Mystic Pig has an involving plot, but far more important than this, and where the book finds its strength, is in the warm, firm, lucid characterisation of its protagonists, as well as its brilliant capture of the carnival that is New Orleans, a character every bit as well-formed as the rest.

I haven't read Katrovas' poetry but the prose style has a jaggedly defined quality, a clipped lyricism, a stripped lucidity, which perfectly serves its subject matter - the dark heart of middle-aged manhood, the writhing beneath the stoic surface. This is an intensely masculine work, but one which manages to avoid the clichés and fatuities of other paeans to "manliness", capturing an unfakeable emotional honesty.

The novel is not flawless. A lengthy sub-plot concerning a schizophrenic employee of Nathan's who ventriloquizes with his penis (yes, you read that right) is nearly but not quite entertaining enough to justify the length spent on it.
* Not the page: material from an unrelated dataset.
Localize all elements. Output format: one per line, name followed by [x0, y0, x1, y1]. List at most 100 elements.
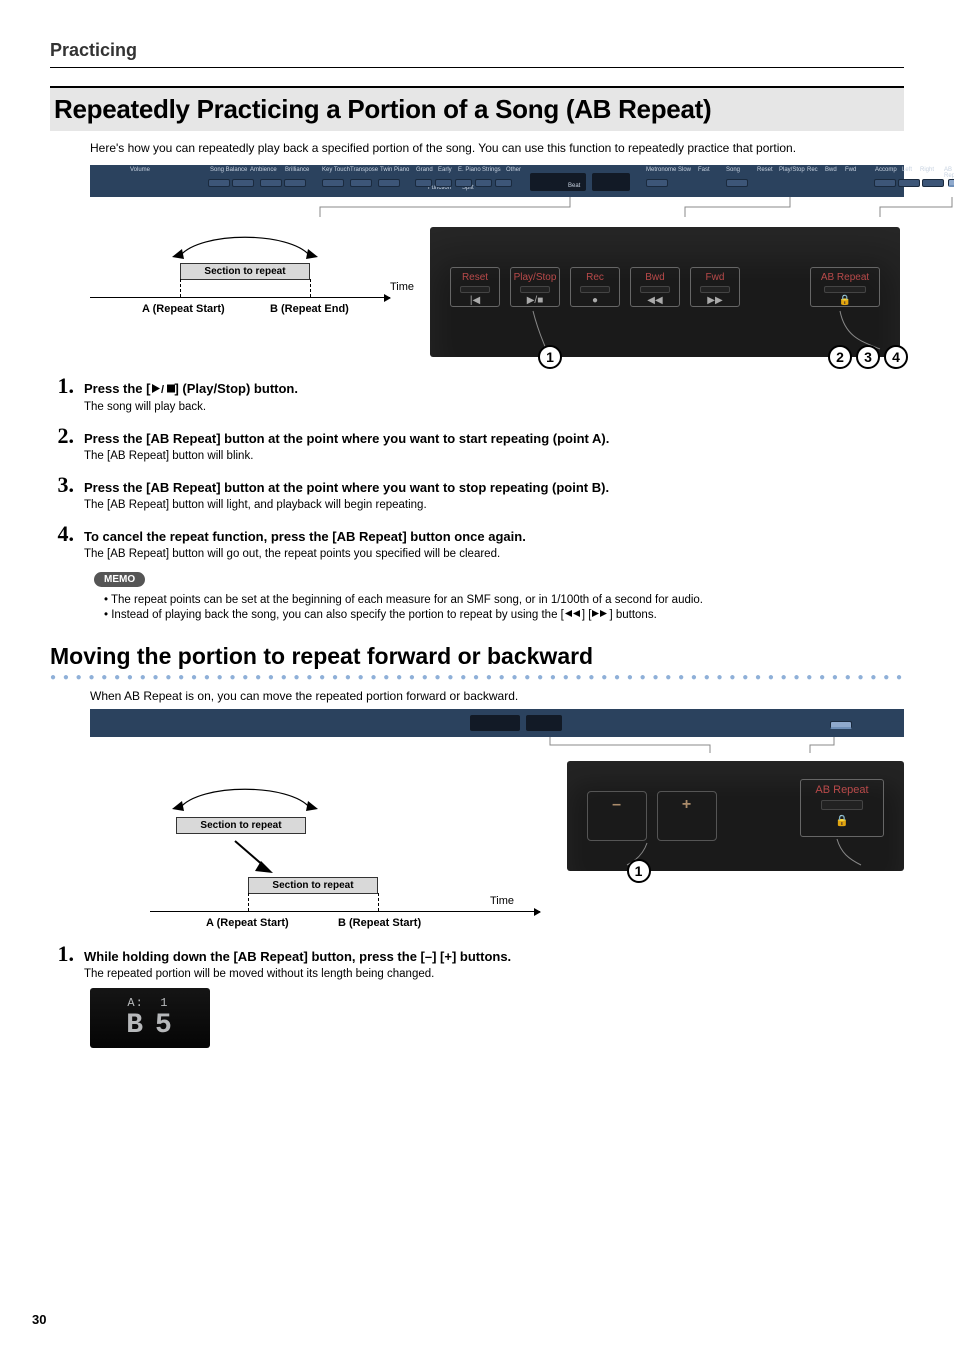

And while there is a highly effective narrative twist nearing the end which is truly effective and affecting, another at the very end somehow feels un-needed. There's a also little bit too much about the process of cooking for my liking. .....Yet these are trifling asides to a very finely realised work of characterisation, of Nathan, of Willie, and of New Orleans itself. "Hell is the place between words and the world" writes Bart in his eponymous poem. Mystic Pig navigates the limbos and purgatories of life to create something involving, invigorating and moving.

Any cop? Honest, lyrical, funny. Yes.